The multiplication operation is performed in parallel on several grounds p_{i}their number n is determined by the range of P representations of numbers: P=p_{1}*p_{2}*...*p_{n}. Representation of a number in the JUICE provides the least nonnegative residues of A_{i}system coprime bases p_{i}(i∈[1,n]).

The number in the system of residual classes represent positional order and the mantissa consists of a set of residues on the grounds p_{i}.

Well-known iterative method for multiplication of integers, floating-point, which is applicable to numbers presented in positional notation, and in the system of residual classes. In this way the multiplication is reduced to a sequence of plies stacked, which are executed sequentially. When shifts multiplier vacated bits are filled with zeros. If the first bit of m-bit multiplier is equal to one, then the rst term is mnimum, otherwise the rst term is equal to zero. If the second bit of the multiplier is equal to one, then the second term is mnimum, shifted to od the n discharge to the left, otherwise, the second term is zero. To the sum of the first and the second term is added to the multiplicand, shifted by two digits to the left, if the second bit of the multiplier is equal to one, otherwise the added zero. Then to the resulting amount is added to the multiplicand, shifted by three digits to the left, if the third bit of the multiplier is equal to one, otherwise the added zero. And so on until the k-th digit of the multiplier, the accumulated amount of the multiplicand is added, shifted by k positions to the left, if the k-th bit of the multiplier is equal to one, otherwise the added zero. And so on up to m-th digit of the multiplier, the accumulated amount of the multiplicand is added, shifted by n bits to the left, if the m-th bit of the multiplier is equal to one, otherwise the added zero. In the end, the cumulative sum is the desired product of factors. The disadvantage is that, first, when the iterative method of multiplication is m-1 operations totals, and taking into account the sequential method transfers the most significant bit is the number of clock cycles summation is equal to (m-1)*2*m. Secondly, the process of forming the sum is a serial process.

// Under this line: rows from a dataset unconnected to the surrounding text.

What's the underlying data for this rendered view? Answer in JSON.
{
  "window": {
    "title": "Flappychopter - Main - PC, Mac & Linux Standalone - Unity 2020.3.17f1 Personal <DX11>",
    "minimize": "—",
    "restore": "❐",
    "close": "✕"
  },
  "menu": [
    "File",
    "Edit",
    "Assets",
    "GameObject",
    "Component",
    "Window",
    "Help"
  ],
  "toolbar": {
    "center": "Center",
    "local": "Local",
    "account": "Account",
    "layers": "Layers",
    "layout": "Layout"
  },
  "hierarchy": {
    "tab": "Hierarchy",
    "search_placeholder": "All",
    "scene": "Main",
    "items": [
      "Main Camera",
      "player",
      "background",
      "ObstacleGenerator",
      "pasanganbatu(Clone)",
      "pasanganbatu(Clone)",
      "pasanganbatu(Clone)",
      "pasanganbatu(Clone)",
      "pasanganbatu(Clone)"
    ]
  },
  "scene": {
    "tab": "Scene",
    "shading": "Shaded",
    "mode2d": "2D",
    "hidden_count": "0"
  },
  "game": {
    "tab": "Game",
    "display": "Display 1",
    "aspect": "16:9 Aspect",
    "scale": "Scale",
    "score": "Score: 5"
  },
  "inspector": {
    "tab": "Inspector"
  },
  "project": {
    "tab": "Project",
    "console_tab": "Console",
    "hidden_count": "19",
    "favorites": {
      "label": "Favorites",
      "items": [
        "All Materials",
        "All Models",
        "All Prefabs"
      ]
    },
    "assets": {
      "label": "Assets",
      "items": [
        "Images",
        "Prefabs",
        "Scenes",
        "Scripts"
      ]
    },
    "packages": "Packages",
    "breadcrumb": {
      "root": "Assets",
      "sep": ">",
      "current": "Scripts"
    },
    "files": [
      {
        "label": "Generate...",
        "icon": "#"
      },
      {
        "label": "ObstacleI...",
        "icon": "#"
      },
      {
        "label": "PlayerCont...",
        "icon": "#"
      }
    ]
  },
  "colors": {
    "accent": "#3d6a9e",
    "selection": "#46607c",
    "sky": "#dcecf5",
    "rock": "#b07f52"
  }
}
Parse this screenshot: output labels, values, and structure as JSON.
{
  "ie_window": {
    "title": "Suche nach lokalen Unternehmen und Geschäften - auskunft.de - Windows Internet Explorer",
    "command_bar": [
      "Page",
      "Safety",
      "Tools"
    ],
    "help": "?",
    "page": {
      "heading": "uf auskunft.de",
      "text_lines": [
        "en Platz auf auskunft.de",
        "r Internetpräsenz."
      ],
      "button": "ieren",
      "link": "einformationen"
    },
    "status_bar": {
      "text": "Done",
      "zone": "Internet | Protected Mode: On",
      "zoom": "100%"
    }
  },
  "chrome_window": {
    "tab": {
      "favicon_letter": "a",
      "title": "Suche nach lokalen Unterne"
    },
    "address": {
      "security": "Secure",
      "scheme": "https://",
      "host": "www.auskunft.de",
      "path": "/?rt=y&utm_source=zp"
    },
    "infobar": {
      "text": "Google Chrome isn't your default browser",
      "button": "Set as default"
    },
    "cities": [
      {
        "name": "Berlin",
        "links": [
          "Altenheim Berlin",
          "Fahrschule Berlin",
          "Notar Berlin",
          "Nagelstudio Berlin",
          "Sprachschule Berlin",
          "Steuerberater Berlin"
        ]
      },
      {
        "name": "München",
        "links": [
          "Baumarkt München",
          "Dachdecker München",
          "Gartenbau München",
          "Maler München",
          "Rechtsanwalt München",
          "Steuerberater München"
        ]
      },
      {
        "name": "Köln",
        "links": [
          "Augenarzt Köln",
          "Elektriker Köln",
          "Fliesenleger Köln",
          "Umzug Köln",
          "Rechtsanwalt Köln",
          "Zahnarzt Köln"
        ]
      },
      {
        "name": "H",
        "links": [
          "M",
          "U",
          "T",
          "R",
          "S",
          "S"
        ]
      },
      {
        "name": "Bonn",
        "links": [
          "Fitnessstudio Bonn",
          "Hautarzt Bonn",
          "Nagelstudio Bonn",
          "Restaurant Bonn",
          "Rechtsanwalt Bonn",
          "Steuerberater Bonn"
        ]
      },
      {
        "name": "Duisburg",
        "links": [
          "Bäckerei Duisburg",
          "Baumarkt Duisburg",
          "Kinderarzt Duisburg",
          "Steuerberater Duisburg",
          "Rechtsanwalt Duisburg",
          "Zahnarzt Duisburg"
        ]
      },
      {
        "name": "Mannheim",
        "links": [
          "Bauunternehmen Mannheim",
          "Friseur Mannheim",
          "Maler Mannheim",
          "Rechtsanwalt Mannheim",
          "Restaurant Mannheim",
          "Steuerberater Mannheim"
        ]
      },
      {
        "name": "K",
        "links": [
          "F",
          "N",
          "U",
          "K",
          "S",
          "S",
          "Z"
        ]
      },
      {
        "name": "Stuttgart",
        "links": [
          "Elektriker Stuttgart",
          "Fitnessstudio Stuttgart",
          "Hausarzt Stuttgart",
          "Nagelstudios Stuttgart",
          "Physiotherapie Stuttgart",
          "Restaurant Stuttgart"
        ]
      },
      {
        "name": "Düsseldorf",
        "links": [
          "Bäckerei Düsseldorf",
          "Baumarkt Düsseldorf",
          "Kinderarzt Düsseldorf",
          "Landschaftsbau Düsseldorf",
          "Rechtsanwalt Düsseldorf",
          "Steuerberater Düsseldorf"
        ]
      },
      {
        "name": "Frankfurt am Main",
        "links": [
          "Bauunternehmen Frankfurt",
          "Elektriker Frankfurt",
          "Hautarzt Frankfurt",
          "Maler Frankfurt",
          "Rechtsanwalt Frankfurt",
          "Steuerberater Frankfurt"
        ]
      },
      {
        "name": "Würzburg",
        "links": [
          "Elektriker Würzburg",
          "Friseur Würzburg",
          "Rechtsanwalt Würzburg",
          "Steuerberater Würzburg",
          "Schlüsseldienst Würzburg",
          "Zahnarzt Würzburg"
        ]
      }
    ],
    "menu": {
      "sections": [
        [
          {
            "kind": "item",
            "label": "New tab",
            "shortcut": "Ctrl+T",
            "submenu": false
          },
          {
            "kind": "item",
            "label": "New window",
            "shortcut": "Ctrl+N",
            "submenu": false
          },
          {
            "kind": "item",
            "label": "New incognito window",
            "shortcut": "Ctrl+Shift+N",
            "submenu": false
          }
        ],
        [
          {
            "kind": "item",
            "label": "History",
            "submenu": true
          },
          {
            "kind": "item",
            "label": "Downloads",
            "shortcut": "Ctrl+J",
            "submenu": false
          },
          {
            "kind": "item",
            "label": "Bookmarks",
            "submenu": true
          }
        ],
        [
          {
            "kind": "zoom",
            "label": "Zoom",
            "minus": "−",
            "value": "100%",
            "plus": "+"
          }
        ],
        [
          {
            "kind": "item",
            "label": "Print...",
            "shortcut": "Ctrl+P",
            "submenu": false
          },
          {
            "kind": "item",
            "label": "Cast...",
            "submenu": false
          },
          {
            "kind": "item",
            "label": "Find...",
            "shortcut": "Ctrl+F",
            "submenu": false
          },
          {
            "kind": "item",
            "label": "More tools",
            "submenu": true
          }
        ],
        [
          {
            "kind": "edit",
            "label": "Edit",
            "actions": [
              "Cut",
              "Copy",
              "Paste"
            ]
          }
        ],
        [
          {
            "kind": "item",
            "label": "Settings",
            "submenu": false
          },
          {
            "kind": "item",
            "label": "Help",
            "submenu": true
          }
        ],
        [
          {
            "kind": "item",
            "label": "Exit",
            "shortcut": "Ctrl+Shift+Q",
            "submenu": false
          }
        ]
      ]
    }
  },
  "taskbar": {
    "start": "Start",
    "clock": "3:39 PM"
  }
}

The technical result from the use of the organization's way of multiplying the floating-point numbers represented in the system of residual classes, is to increase the computation speed due to the replacement of a series of m-1 arithmetic operations is adding 2*(m-1) in parallel executable operations of counting the number of single bit in the bit slices,
formed from the digits mnimogo. This operation is performed in parallel for all residues on the bases of the system of residual classes, forming cofactors. Based on the analysis and modification of the obtained values of the number of units in all bit slices is the formation of values in the binary number, which is the value of the required works. As a result, the number of clock cycles necessary for the formation of the value of the sum of an integer array of binary numbers - work, will be equal to (log_{2}m)*2*m clock cycles. Thus, the proposed method ensures the operation of forming works faster-known iterative method in ((m-1)*2*m)/((log_{2}m)*2*m)=(m-1)/log_{2}m times, for example, when m=64 calculations will be performed 8 times faster.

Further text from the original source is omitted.